Ох... теперь моя очередь рассказывать свою историю. Для Вэла и мамы в ней нет ничего нового, если, только то, что Вика никогда не жила у меня и не помогала моей семье. Но для братьев и сестры мой рассказ — открытие, они ничего этого не знали.
Когда я делилась историей своей жизни с мамой и папой, мне было тяжело морально, а сейчас легче. Просто потому, что сейчас мое прошлое не угнетает меня так, как раньше. Не давит на меня тяжелыми свинцовыми тучами, не капает кислотным дождем — я научилась жить, отпустив былое. Я говорю, говорю: жизнь с Олегом умещается в пару предложений, о детях рассказываю долго, потом болезнь... появление Вэла. Стоит мне начать говорить о нем, как его рука чуть сжимает мою — поддерживает, переживает... любимый...

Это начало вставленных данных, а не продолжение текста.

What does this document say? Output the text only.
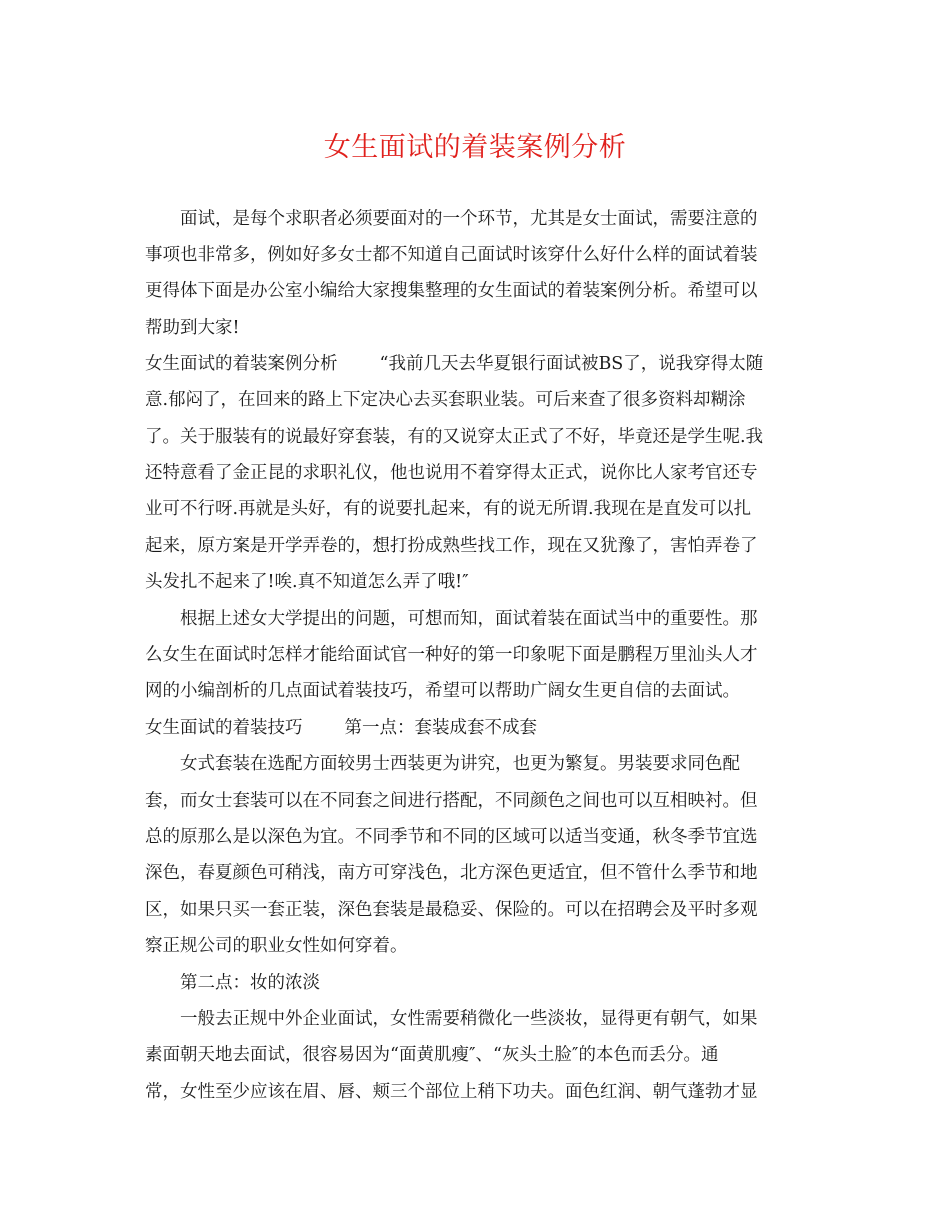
女生面试的着装案例分析
面试，是每个求职者必须要面对的一个环节，尤其是女士面试，需要注意的
事项也非常多，例如好多女士都不知道自己面试时该穿什么好什么样的面试着装
更得体下面是办公室小编给大家搜集整理的女生面试的着装案例分析。希望可以
帮助到大家!
女生面试的着装案例分析 “我前几天去华夏银行面试被BS了，说我穿得太随
意.郁闷了，在回来的路上下定决心去买套职业装。可后来查了很多资料却糊涂
了。关于服装有的说最好穿套装，有的又说穿太正式了不好，毕竟还是学生呢.我
还特意看了金正昆的求职礼仪，他也说用不着穿得太正式，说你比人家考官还专
业可不行呀.再就是头好，有的说要扎起来，有的说无所谓.我现在是直发可以扎
起来，原方案是开学弄卷的，想打扮成熟些找工作，现在又犹豫了，害怕弄卷了
头发扎不起来了!唉.真不知道怎么弄了哦!″
根据上述女大学提出的问题，可想而知，面试着装在面试当中的重要性。那
么女生在面试时怎样才能给面试官一种好的第一印象呢下面是鹏程万里汕头人才
网的小编剖析的几点面试着装技巧，希望可以帮助广阔女生更自信的去面试。
女生面试的着装技巧 第一点：套装成套不成套
女式套装在选配方面较男士西装更为讲究，也更为繁复。男装要求同色配
套，而女士套装可以在不同套之间进行搭配，不同颜色之间也可以互相映衬。但
总的原那么是以深色为宜。不同季节和不同的区域可以适当变通，秋冬季节宜选
深色，春夏颜色可稍浅，南方可穿浅色，北方深色更适宜，但不管什么季节和地
区，如果只买一套正装，深色套装是最稳妥、保险的。可以在招聘会及平时多观
察正规公司的职业女性如何穿着。
第二点：妆的浓淡
一般去正规中外企业面试，女性需要稍微化一些淡妆，显得更有朝气，如果
素面朝天地去面试，很容易因为“面黄肌瘦″、“灰头土脸″的本色而丢分。通
常，女性至少应该在眉、唇、颊三个部位上稍下功夫。面色红润、朝气蓬勃才显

В глазах Ани стоят слезы, которые она упорно пытается сдержать, только сил у нее не хватает, потому что я уже подхожу в своем рассказе к этапу прогноза лечения — сестра начинает плакать. Братья более сдержаны, но по их посеревшим лицам, по вздутым на руках венам видно, что обоих обуревают нехилые эмоции.

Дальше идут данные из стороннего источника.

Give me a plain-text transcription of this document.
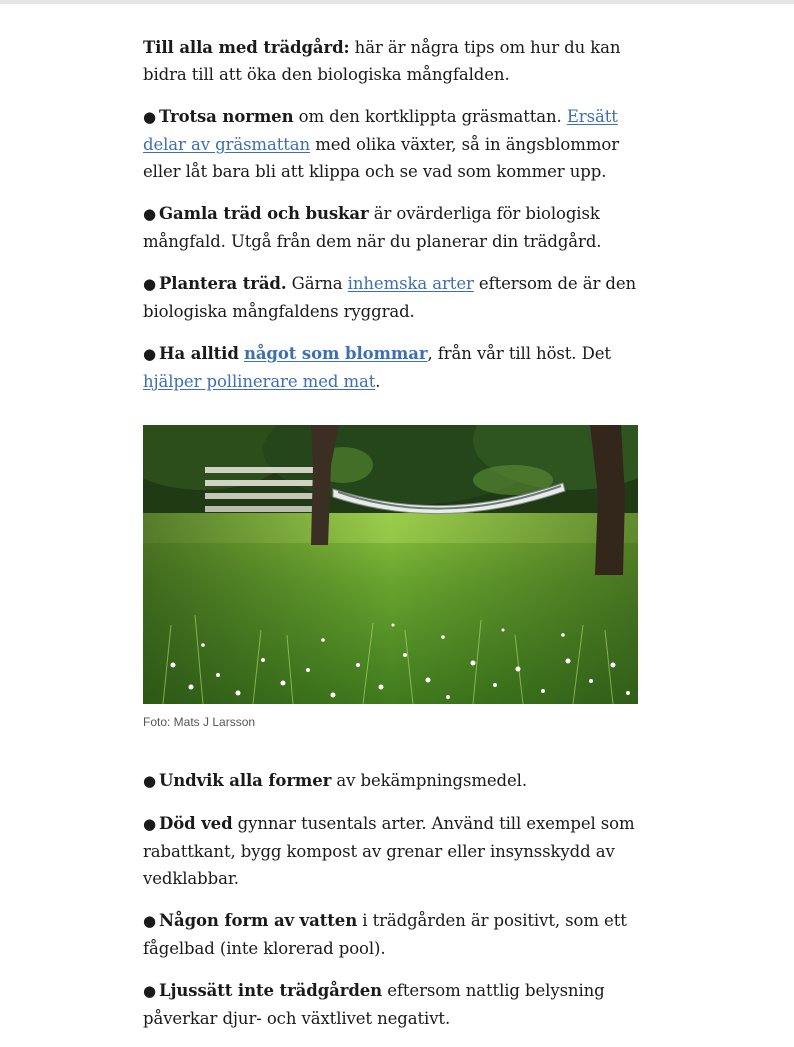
Till alla med trädgård: här är några tips om hur du kan bidra till att öka den biologiska mångfalden.

● Trotsa normen om den kortklippta gräsmattan. Ersätt delar av gräsmattan med olika växter, så in ängsblommor eller låt bara bli att klippa och se vad som kommer upp.

● Gamla träd och buskar är ovärderliga för biologisk mångfald. Utgå från dem när du planerar din trädgård.

● Plantera träd. Gärna inhemska arter eftersom de är den biologiska mångfaldens ryggrad.

● Ha alltid något som blommar, från vår till höst. Det hjälper pollinerare med mat.

Foto: Mats J Larsson

● Undvik alla former av bekämpningsmedel.

● Död ved gynnar tusentals arter. Använd till exempel som rabattkant, bygg kompost av grenar eller insynsskydd av vedklabbar.

● Någon form av vatten i trädgården är positivt, som ett fågelbad (inte klorerad pool).

● Ljussätt inte trädgården eftersom nattlig belysning påverkar djur- och växtlivet negativt.
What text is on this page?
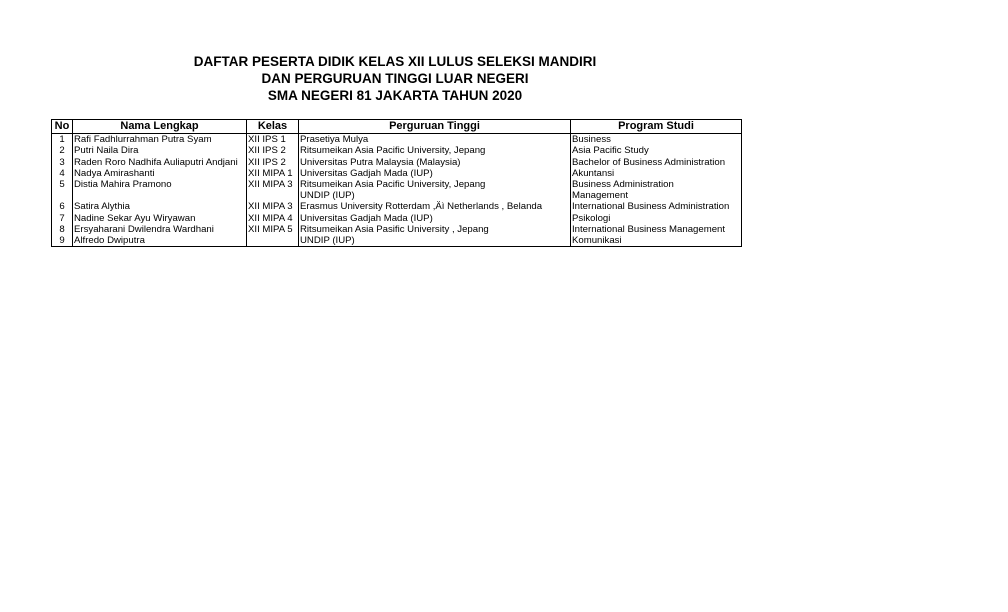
DAFTAR PESERTA DIDIK KELAS XII LULUS SELEKSI MANDIRI
DAN PERGURUAN TINGGI LUAR NEGERI
SMA NEGERI 81 JAKARTA TAHUN 2020
No	Nama Lengkap	Kelas	Perguruan Tinggi	Program Studi
1	Rafi Fadhlurrahman Putra Syam	XII IPS 1	Prasetiya Mulya	Business
2	Putri Naila Dira	XII IPS 2	Ritsumeikan Asia Pacific University, Jepang	Asia Pacific Study
3	Raden Roro Nadhifa Auliaputri Andjani	XII IPS 2	Universitas Putra Malaysia (Malaysia)	Bachelor of Business Administration
4	Nadya Amirashanti	XII MIPA 1	Universitas Gadjah Mada (IUP)	Akuntansi
5	Distia Mahira Pramono	XII MIPA 3	Ritsumeikan Asia Pacific University, Jepang	Business Administration
			UNDIP (IUP)	Management
6	Satira Alythia	XII MIPA 3	Erasmus University Rotterdam ,Äì Netherlands , Belanda	International Business Administration
7	Nadine Sekar Ayu Wiryawan	XII MIPA 4	Universitas Gadjah Mada (IUP)	Psikologi
8	Ersyaharani Dwilendra Wardhani	XII MIPA 5	Ritsumeikan Asia Pasific University , Jepang	International Business Management
9	Alfredo Dwiputra		UNDIP (IUP)	Komunikasi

— Когда ты должна лететь в Америку? — серьезным голосом спрашивает меня Костя, когда я заканчиваю свое повествование.
— Чем быстрее, тем лучше, — отвечаю ему я.
— Справки, вызов из клиники, виза? — этот вопрос он адресует уже не мне, а Вэлу, к которому поворачивается лицом.
— Все уже оформлено, Вере осталось решить, что делать с детьми, затем мы вылетим ближайшим рейсом.
— Какие прогнозы делают врачи?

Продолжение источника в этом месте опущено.